То была жажда обладания.
- Моя, - тихо шипишь ты, запуская руки в шелковистые волосы. Сжимаешь их, тянешь, направляешь туда, где свернулся клубком её шёпот и давит, давит, невозможно давит, настаивая на освобождении.
Раньше ты закрывал глаза, но не с ней. Боишься упустить что-то важное, не поймать самого главного и вздрагиваешь от тёмного, запретного, сладкого как мёд диких пчёл наслаждения, которое окутывает тебя каждый раз, стоит ей поднять на тебя свой бездонный взгляд. Ты мог бы увидеть в нём равнодушие, но отказываешься ошибаться, приписывая ей человеческие эмоции. Только одну, во влажность которой ты погружаешься, притягивая к себе это идеально-шероховатое создание.
Её стоны горячими волнами накатывают на низ живота, и это не метафора, ты боишься обжечься, но при этом жаждешь большего. Ещё, ещё – как остановиться, когда каждая её линия ведёт к твоему наслаждению?
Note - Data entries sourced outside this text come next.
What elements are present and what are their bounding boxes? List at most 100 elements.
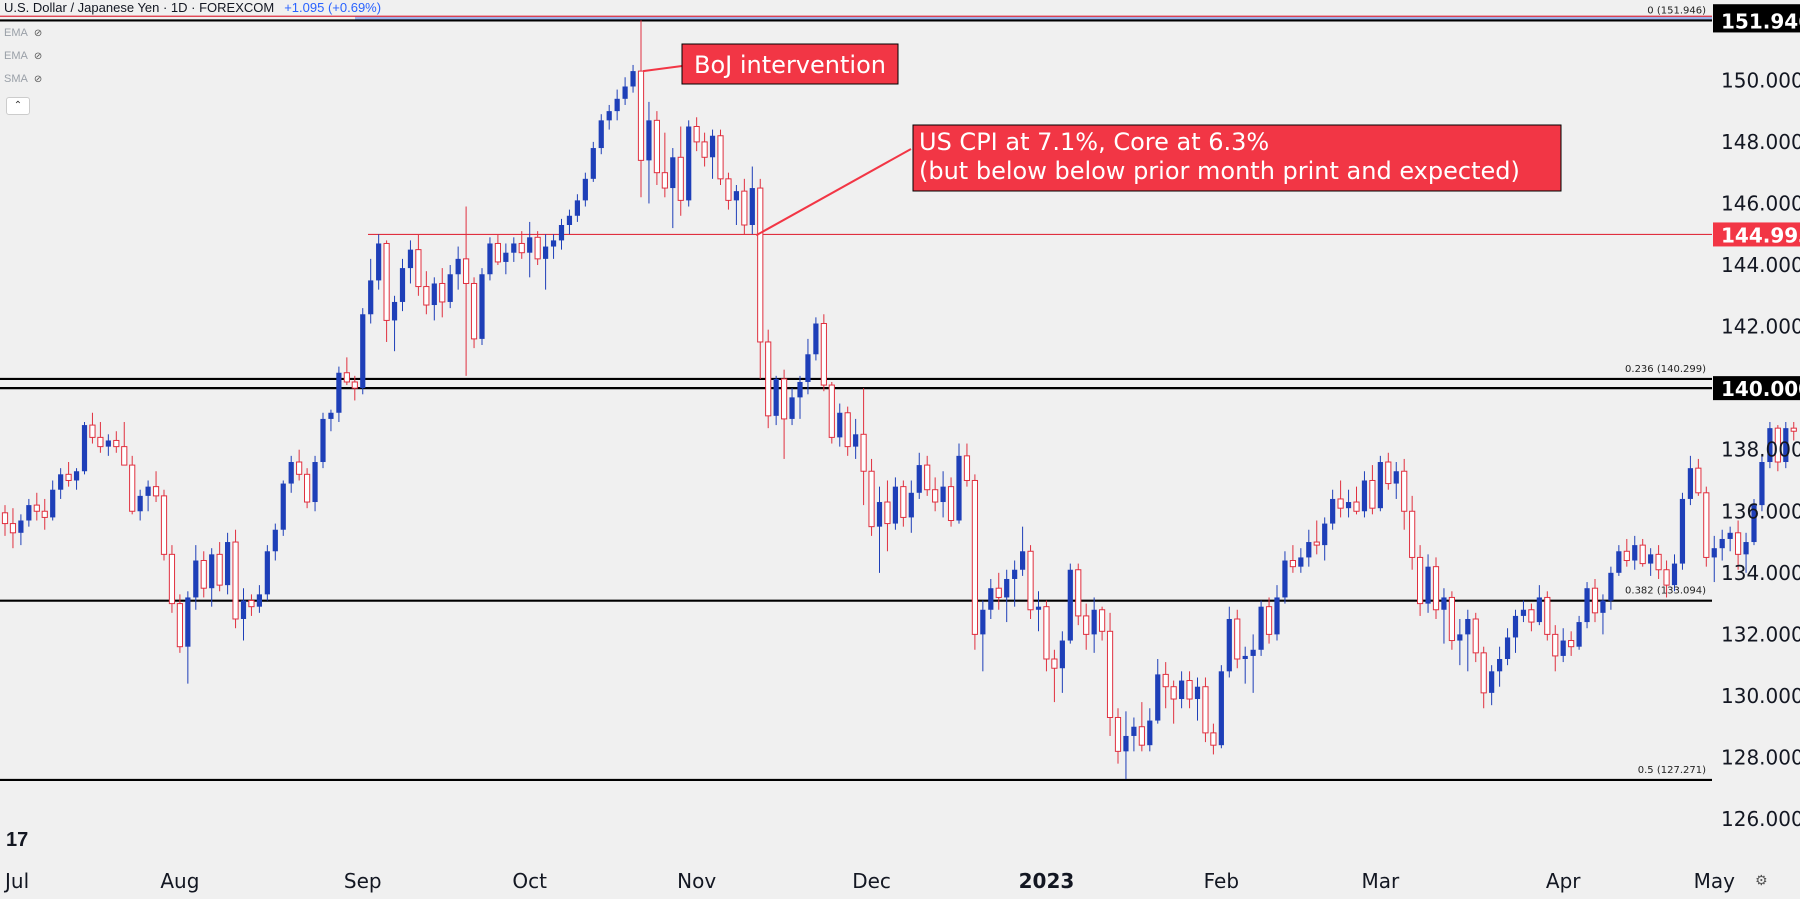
candle xyxy=(209,548,215,607)
candle-body xyxy=(1218,671,1224,746)
candle-body xyxy=(1576,622,1582,647)
candle-body xyxy=(653,119,660,174)
candle xyxy=(956,443,962,524)
candle-body xyxy=(1679,498,1686,564)
candle xyxy=(892,477,898,530)
candle-body xyxy=(503,252,509,262)
candle-body xyxy=(1186,680,1193,700)
candle-body xyxy=(1655,553,1662,571)
candle xyxy=(1274,585,1280,641)
candle xyxy=(1560,628,1566,663)
candle-body xyxy=(757,187,764,343)
candle xyxy=(1671,554,1678,592)
candle-body xyxy=(868,470,875,528)
candle xyxy=(351,375,358,401)
candle xyxy=(33,492,40,521)
candle xyxy=(1663,560,1670,598)
candle xyxy=(1306,529,1312,567)
candle xyxy=(1679,492,1686,570)
candle-body xyxy=(407,249,414,269)
candle-body xyxy=(1027,550,1034,611)
candle xyxy=(176,594,184,653)
candle xyxy=(160,489,168,561)
x-tick-label: Mar xyxy=(1361,869,1400,893)
candle-body xyxy=(828,384,835,438)
candle-body xyxy=(1106,630,1114,718)
indicator-ema-2[interactable]: EMA ⊘ xyxy=(4,50,42,62)
candle xyxy=(447,265,453,309)
candle xyxy=(439,268,446,318)
fib-zone xyxy=(355,16,1712,22)
candle-body xyxy=(1298,557,1304,567)
candle xyxy=(980,600,986,672)
candle xyxy=(1147,708,1153,752)
eye-off-icon[interactable]: ⊘ xyxy=(33,28,43,39)
candle-body xyxy=(598,120,604,149)
candle-body xyxy=(1727,532,1733,539)
candle-body xyxy=(58,474,64,490)
candle-body xyxy=(1703,492,1710,558)
candle xyxy=(1448,591,1456,650)
candle xyxy=(543,234,549,290)
candle xyxy=(1623,538,1630,567)
fib-label: 0.382 (133.094) xyxy=(1625,586,1706,597)
candle xyxy=(1258,600,1264,656)
candle-body xyxy=(431,283,437,306)
candle xyxy=(1369,465,1376,515)
candle xyxy=(1735,520,1742,570)
price-change: +1.095 (+0.69%) xyxy=(284,0,382,15)
candle xyxy=(431,277,437,321)
indicator-ema-1[interactable]: EMA ⊘ xyxy=(4,27,42,39)
candle xyxy=(1298,548,1304,573)
candle xyxy=(1432,557,1440,619)
candle xyxy=(328,409,334,432)
candle xyxy=(391,295,398,352)
indicator-sma[interactable]: SMA ⊘ xyxy=(4,73,42,85)
price-axis[interactable]: 126.000 128.000 130.000 132.000 134.000 136.0… xyxy=(1713,4,1800,831)
candle xyxy=(121,421,128,466)
candle xyxy=(1695,458,1702,496)
candle xyxy=(963,443,971,487)
candle xyxy=(908,480,914,533)
candle xyxy=(661,132,668,198)
candle-body xyxy=(582,178,588,201)
candle-body xyxy=(200,560,207,589)
candle xyxy=(1226,606,1232,678)
candle-body xyxy=(81,425,88,472)
candle-body xyxy=(661,172,668,189)
eye-off-icon[interactable]: ⊘ xyxy=(33,51,43,62)
tradingview-logo[interactable]: 17 xyxy=(6,829,29,851)
candle-body xyxy=(360,314,366,389)
candle xyxy=(1385,452,1392,490)
candle-body xyxy=(1282,560,1288,598)
candle-body xyxy=(232,541,239,620)
eye-off-icon[interactable]: ⊘ xyxy=(33,74,43,85)
candle xyxy=(240,588,247,641)
candle xyxy=(995,572,1002,610)
fib-label: 0.236 (140.299) xyxy=(1625,364,1706,375)
candle-body xyxy=(216,553,223,586)
candle-body xyxy=(26,505,32,521)
candle xyxy=(749,166,755,235)
candle xyxy=(248,594,255,616)
candle-body xyxy=(312,462,318,503)
candle xyxy=(1004,569,1010,623)
candle xyxy=(145,480,151,512)
candle-body xyxy=(725,178,732,201)
candle-body xyxy=(225,542,231,586)
time-axis[interactable]: Jul Aug Sep Oct Nov Dec 2023 Feb Mar Apr May xyxy=(3,869,1735,893)
candle-body xyxy=(844,412,851,448)
candle-body xyxy=(789,397,795,419)
candle-body xyxy=(121,446,128,466)
candle xyxy=(630,64,636,93)
candle-body xyxy=(1774,427,1781,463)
candle xyxy=(58,468,64,499)
candle xyxy=(185,591,191,684)
gear-icon[interactable]: ⚙ xyxy=(1755,872,1768,888)
candle-body xyxy=(399,268,406,302)
candle-body xyxy=(1409,510,1416,558)
candle xyxy=(1179,671,1185,709)
candle xyxy=(1497,646,1503,687)
chevron-up-icon[interactable]: ⌃ xyxy=(6,97,30,115)
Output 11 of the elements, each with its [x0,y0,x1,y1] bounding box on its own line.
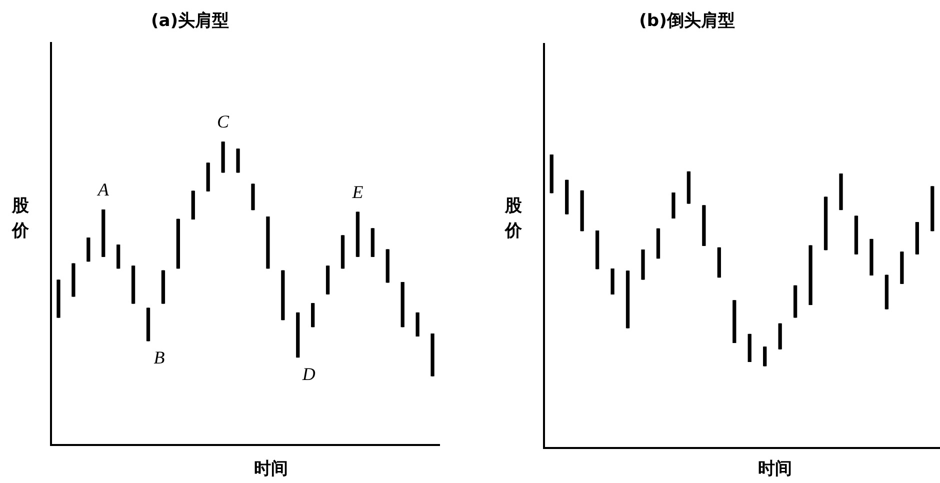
y-axis-title: 股价 [12,195,30,243]
annotation: E [351,182,364,202]
annotation: D [301,364,316,384]
chart-title: (b)倒头肩型 [639,11,735,31]
x-axis-title: 时间 [254,459,288,479]
text: C [217,112,230,132]
x-axis-title: 时间 [758,459,792,479]
annotation: B [154,348,165,368]
chart-title: (a)头肩型 [150,11,230,31]
annotation: A [96,180,110,200]
y-axis-title: 股价 [505,195,523,243]
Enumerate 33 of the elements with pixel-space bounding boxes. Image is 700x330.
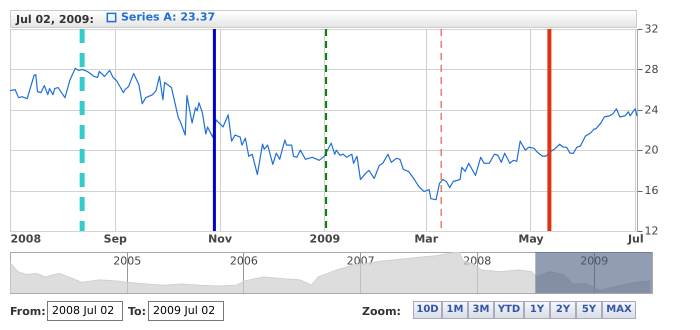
line-series (9, 68, 638, 200)
x-tick-label: Sep (104, 232, 128, 246)
zoom-button: 1M (442, 301, 468, 319)
x-tick-label: Mar (414, 232, 439, 246)
zoom-button: 2Y (550, 301, 576, 319)
y-tick-label: 28 (644, 62, 658, 76)
x-tick-label: 2007 (346, 254, 375, 268)
x-tick-label: 2008 (10, 232, 42, 246)
date-field: 2009 Jul 02 (148, 301, 224, 321)
zoom-button: MAX (602, 301, 636, 319)
text: Zoom: (362, 305, 401, 318)
text: To: (128, 305, 146, 318)
zoom-button: 10D (413, 301, 442, 319)
y-tick-label: 20 (644, 144, 658, 157)
x-tick-label: Nov (208, 232, 233, 246)
x-tick-label: 2005 (113, 254, 142, 268)
y-tick-label: 12 (644, 224, 658, 238)
zoom-button: 5Y (576, 301, 602, 319)
x-tick-label: Jul (626, 232, 644, 246)
x-tick-label: 2009 (310, 232, 340, 246)
text: From: (10, 305, 46, 318)
y-tick-label: 16 (644, 184, 658, 198)
date-field: 2008 Jul 02 (47, 301, 123, 321)
x-tick-label: 2006 (230, 254, 258, 268)
zoom-button: YTD (494, 301, 524, 319)
legend-label: Series A: 23.37 (121, 10, 216, 24)
y-tick-label: 32 (644, 22, 658, 36)
zoom-button: 1Y (524, 301, 550, 319)
x-tick-label: May (518, 232, 544, 246)
y-tick-label: 24 (644, 103, 658, 116)
x-tick-label: 2008 (463, 254, 492, 268)
zoom-button: 3M (468, 301, 494, 319)
x-tick-label: 2009 (580, 254, 608, 268)
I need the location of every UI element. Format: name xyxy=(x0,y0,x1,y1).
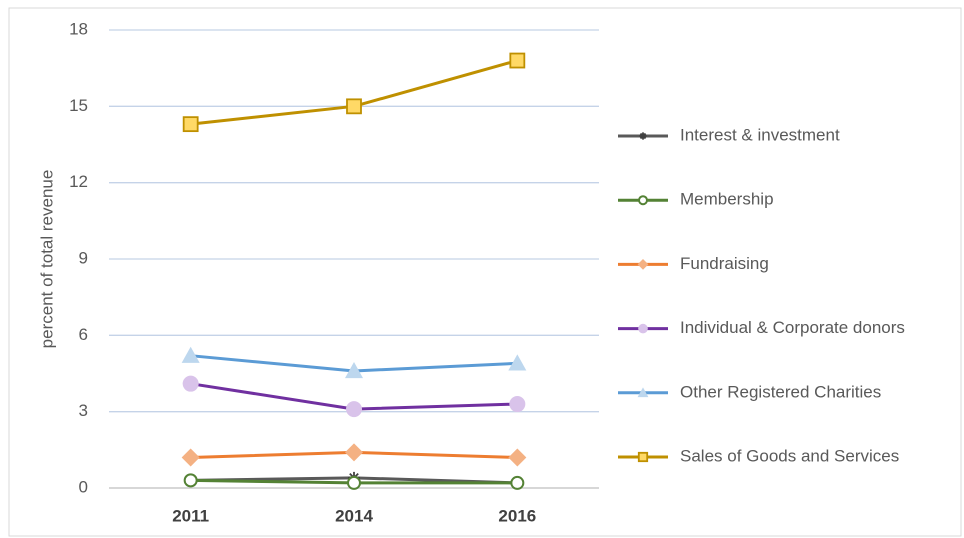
legend-label: Other Registered Charities xyxy=(680,382,881,401)
marker xyxy=(182,116,199,133)
legend-label: Interest & investment xyxy=(680,125,840,144)
legend-label: Individual & Corporate donors xyxy=(680,318,905,337)
marker xyxy=(509,396,526,413)
marker xyxy=(509,52,526,69)
chart-frame xyxy=(8,7,962,537)
marker xyxy=(508,354,527,371)
x-tick-label: 2016 xyxy=(498,506,536,525)
legend-label: Membership xyxy=(680,190,774,209)
y-tick-label: 6 xyxy=(79,325,88,344)
marker xyxy=(181,346,200,363)
marker xyxy=(346,401,362,418)
y-tick-label: 18 xyxy=(69,19,88,38)
y-tick-label: 12 xyxy=(69,172,88,191)
marker xyxy=(508,448,527,467)
marker xyxy=(345,361,363,379)
marker xyxy=(183,473,198,488)
legend-label: Sales of Goods and Services xyxy=(680,446,899,465)
legend-marker xyxy=(637,259,649,270)
marker xyxy=(181,448,200,467)
legend-marker xyxy=(638,323,648,334)
x-tick-label: 2014 xyxy=(335,506,373,525)
y-tick-label: 0 xyxy=(79,477,88,496)
y-tick-label: 9 xyxy=(79,248,88,267)
legend-marker xyxy=(637,387,649,398)
legend-marker xyxy=(638,195,648,206)
marker xyxy=(347,475,361,490)
y-tick-label: 3 xyxy=(79,401,88,420)
marker xyxy=(510,475,525,490)
legend-marker xyxy=(637,451,649,463)
x-tick-label: 2011 xyxy=(172,506,209,525)
y-tick-label: 15 xyxy=(69,96,88,115)
y-axis-label: percent of total revenue xyxy=(37,170,56,349)
legend-marker xyxy=(639,132,647,140)
marker xyxy=(345,443,363,462)
marker xyxy=(346,98,362,115)
legend-label: Fundraising xyxy=(680,254,769,273)
marker xyxy=(182,375,199,392)
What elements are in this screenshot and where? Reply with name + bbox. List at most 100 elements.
Ещё, ещё – пульсирует в висках, всё громче и громче, заставляя прибавлять темп, потому что иначе всё пропало. Что – всё – ты не знаешь, ведь не существует ничего, кроме неё, и остроты её запаха, и мягкости её волос, и пульсирующих мышц, и толчков, толчков, толчков.
Ещё, ещё, ещё – ты одержим, ты покорён, ты жил ради этого момента и будешь жить ради его повторения. Быстрее, сильнее – в неё, потому что этого хочет она, потому что ты умрёшь, если не выполнишь хоть одно её желание.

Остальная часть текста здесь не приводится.